Sue was my first steady girlfriend. She didn’t like being called Susan; I cannot recall why. Sue was a wild child, revolting against her lot in life. We all did that dance. Sue eventually drank and drugged herself into an early grave. We ran around the streets like a ragtag gang of wannabe rebels searching for oblivion or freedom found in the strangest places. So many suburbs were places where communities could rally around the local church to come together and share their beliefs about life amid a crumbling society. Blind faith in numbers. It was Gardenville or some other hood near Belair Rd. The local natives refer to it as Blair Rd. Route One, baby! The first main route north and south along the east coast. It wasn’t unusual to walk long distances to and from places all over the city.
My oldest chum Michael and I would walk for miles just to party with friends who lived crosstown. A night of revelry with those who shared their ennui like a sandwich. We hid in church school playgrounds smoking hash and pot. Tripping on acid in graveyards. Eating uppers-and-downers and drinking beer. Hitchhiking was always a fun alternative, but it could be dangerous too, so we walked everywhere. Sometimes riding bicycles. Too young to drive a car. In Sue's case, too young to die. We were just kids, but we weren’t young in the sense of age, nor dumb. Mostly just numb.
It went that way forever. It’s possible we felt too much. Decades later I still think of Sue. It was your typical high school romance, playing hooky on the lam. Strolling down any byway to get high. It was raging hormones, questionably illicit substances, and crazy half-cocked rock ‘n’ roll. She was a gypsy, kind of like Janis Joplin. I didn’t know who I was. No inkling of what I wanted to do or who I was to become.
Young, foolish, and carefree. Adolescent rockers, sort of, innocent amateurs. With a devil-may-care attitude about life, love, and the pursuit of happiness. Some may say we were hedonists, lazy bums, or spoiled brats. You can’t achieve perfection without making mistakes. It’s a crapshoot. We had to make the scene and then up the ante while making a scene. Met with extreme objection and rejection to the rules of law, we flaunted our desires.

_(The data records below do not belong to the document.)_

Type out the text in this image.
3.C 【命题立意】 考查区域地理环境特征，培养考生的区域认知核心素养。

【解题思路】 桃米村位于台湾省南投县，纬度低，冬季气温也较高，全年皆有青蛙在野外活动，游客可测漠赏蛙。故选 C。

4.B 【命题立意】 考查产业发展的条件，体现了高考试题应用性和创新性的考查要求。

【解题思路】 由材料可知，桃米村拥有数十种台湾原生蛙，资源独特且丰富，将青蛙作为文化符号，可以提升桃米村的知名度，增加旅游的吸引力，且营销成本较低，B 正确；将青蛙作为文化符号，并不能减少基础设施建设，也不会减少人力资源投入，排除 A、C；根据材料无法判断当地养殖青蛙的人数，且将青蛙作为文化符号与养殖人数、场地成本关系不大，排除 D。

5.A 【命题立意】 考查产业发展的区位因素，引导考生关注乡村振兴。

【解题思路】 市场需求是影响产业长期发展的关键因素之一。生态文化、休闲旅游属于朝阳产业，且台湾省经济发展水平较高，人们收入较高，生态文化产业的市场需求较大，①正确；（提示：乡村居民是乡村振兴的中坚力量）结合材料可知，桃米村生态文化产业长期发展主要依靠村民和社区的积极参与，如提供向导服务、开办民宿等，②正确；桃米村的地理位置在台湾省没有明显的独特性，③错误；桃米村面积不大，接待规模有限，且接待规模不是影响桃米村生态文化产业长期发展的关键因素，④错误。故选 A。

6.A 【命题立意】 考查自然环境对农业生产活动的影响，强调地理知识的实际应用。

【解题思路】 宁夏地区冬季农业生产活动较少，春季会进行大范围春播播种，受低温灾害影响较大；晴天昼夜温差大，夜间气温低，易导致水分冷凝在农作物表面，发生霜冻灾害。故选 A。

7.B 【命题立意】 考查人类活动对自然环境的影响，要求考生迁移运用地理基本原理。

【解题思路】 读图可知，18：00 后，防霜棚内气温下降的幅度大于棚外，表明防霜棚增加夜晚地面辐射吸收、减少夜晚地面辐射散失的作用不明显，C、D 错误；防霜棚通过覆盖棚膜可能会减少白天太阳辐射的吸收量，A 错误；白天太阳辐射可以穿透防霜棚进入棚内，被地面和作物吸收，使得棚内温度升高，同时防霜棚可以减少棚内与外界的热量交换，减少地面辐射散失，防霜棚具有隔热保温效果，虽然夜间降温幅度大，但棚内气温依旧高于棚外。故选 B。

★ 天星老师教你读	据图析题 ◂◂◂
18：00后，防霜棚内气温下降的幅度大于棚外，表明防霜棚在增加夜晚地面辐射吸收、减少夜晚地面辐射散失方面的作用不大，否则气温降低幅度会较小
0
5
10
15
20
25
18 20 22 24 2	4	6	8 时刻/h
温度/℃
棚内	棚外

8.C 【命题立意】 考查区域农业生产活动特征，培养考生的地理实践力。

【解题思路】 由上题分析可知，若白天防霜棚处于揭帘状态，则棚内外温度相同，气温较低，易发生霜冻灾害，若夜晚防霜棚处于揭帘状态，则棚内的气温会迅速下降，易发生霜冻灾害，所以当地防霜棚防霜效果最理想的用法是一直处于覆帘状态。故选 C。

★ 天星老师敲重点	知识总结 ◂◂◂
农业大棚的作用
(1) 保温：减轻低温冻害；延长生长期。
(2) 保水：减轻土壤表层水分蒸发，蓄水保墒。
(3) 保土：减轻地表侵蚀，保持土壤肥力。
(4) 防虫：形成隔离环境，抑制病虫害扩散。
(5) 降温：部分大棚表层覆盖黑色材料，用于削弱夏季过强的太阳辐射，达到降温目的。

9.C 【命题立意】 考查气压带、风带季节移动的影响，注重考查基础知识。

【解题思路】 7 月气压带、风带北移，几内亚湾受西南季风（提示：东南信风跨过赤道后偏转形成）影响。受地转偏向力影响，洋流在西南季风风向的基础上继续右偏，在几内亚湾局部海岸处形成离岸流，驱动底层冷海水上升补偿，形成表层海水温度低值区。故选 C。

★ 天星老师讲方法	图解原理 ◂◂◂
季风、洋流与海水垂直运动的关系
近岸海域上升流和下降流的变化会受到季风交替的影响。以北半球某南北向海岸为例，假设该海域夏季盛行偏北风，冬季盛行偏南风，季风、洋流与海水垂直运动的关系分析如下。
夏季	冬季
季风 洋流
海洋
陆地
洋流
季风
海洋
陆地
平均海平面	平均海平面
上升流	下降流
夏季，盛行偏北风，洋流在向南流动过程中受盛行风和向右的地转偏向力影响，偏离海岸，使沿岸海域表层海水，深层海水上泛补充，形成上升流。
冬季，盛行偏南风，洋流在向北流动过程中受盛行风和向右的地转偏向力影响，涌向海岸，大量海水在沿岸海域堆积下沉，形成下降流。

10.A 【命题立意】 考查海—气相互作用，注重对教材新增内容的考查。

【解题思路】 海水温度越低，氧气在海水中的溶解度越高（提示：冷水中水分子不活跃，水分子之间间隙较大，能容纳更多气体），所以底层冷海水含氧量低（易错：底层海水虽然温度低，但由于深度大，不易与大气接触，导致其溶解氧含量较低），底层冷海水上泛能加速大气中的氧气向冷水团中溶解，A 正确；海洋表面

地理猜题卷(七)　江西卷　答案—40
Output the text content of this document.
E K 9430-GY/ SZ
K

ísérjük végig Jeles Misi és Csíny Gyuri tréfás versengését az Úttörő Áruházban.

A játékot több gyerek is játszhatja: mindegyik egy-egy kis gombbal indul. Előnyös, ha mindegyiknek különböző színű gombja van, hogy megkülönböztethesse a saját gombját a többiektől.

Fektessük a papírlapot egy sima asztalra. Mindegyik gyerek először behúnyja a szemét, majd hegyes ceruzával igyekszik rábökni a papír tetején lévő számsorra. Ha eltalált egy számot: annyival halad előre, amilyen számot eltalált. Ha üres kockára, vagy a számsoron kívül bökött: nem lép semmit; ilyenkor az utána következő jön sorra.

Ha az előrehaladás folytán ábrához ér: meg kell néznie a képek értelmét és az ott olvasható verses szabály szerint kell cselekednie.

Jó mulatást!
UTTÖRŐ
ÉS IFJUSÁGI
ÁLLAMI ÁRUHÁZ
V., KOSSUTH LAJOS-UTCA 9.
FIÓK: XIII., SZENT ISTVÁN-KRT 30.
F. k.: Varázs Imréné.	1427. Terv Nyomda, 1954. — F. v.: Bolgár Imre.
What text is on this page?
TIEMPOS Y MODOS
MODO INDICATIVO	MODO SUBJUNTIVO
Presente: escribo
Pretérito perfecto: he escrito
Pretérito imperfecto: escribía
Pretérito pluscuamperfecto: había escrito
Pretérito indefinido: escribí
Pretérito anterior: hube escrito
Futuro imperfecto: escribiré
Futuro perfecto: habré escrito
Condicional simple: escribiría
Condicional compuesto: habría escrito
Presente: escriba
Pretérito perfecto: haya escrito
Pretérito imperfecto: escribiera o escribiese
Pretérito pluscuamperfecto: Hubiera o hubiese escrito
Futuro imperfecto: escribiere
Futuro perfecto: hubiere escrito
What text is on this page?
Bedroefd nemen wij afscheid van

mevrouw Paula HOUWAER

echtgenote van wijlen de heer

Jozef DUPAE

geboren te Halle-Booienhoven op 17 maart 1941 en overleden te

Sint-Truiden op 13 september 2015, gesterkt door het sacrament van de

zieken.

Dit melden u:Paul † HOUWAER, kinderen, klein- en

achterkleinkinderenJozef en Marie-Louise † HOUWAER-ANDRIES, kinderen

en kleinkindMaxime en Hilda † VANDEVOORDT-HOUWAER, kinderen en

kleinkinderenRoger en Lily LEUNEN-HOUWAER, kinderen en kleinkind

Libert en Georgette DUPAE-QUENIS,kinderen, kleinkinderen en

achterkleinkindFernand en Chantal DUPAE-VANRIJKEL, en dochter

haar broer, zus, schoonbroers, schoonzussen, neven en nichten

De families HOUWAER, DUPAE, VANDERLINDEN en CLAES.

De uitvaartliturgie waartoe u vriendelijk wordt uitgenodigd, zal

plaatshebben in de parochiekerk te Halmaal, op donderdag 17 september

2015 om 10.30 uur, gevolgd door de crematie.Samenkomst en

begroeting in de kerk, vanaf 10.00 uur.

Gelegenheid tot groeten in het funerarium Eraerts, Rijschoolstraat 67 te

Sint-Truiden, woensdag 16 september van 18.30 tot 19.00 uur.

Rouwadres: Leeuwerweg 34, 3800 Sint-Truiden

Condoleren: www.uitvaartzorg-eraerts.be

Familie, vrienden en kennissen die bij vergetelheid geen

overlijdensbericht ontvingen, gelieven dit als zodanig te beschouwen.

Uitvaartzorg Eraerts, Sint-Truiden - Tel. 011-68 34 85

Flawless flashbacks, self-realized by accidental freedoms of expression in all its ambiguous glory. To be wild and crazy, creating the imperfect perfection. Not anything like the others we saw. I ran into Sue decades after our teenage lust trysts. She looked a bit worn down, but still feisty. There was a certain resignation in her manner. Sue lived her life in quiet desperation. She had a sad beauty only tragedy could bring, a perfect mismatch for me.
Our lives passed by haphazardly. We moved around each other separately, torn apart long after our teen years melted down into adulthood. Traveling in different directions, we lost touch. Reconnecting here and there through the years like random pinballs racking up points, flashing the lights, and bumping the bumpers, then losing the ball. Life was sometimes unkind to us; we never fit into the molds of the predetermined world. Yet somehow, we survived intact. Most of us, anyway. How did we survive? A combo of dumb luck, street smarts, and rude habits. There’s a strange dignity to the defeated. I didn’t know what love was, but I wanted some of it.
Too many friends fell by the wayside. These are waning days, and acquaintances drop one after the other. It’s comforting to know that nobody gets a pass. Rich or poor, smart or stupid, be prepared to meet your fate. One never knows when the time comes for the last hurrah. I’m always ready for surprises.
Misguided misanthropes running wild through the streets with too much sex on their minds and too many drugs. The background, a soundtrack of music. It was always an endless party. Now I’m lucky to stay awake after sundown. I don’t bounce back anymore. Carrying the ghosts of my past around like a yoke tethered by a labor of love. The dead zone where life and death mingle in one continuous stream of loss and suffering, slow motion walking together hand in hand.
The way of the world isn’t the way to live in it. There were occasions when we had life by the balls, squeezing out some semblance of meaning. From that perspective you see the short hairs of everything for what it is. A series of small victories and huge losses dance to the tune of money in other people’s pockets full of holes. Burning bridges and kicking sandcastles. Throwing rocks at shattered windows.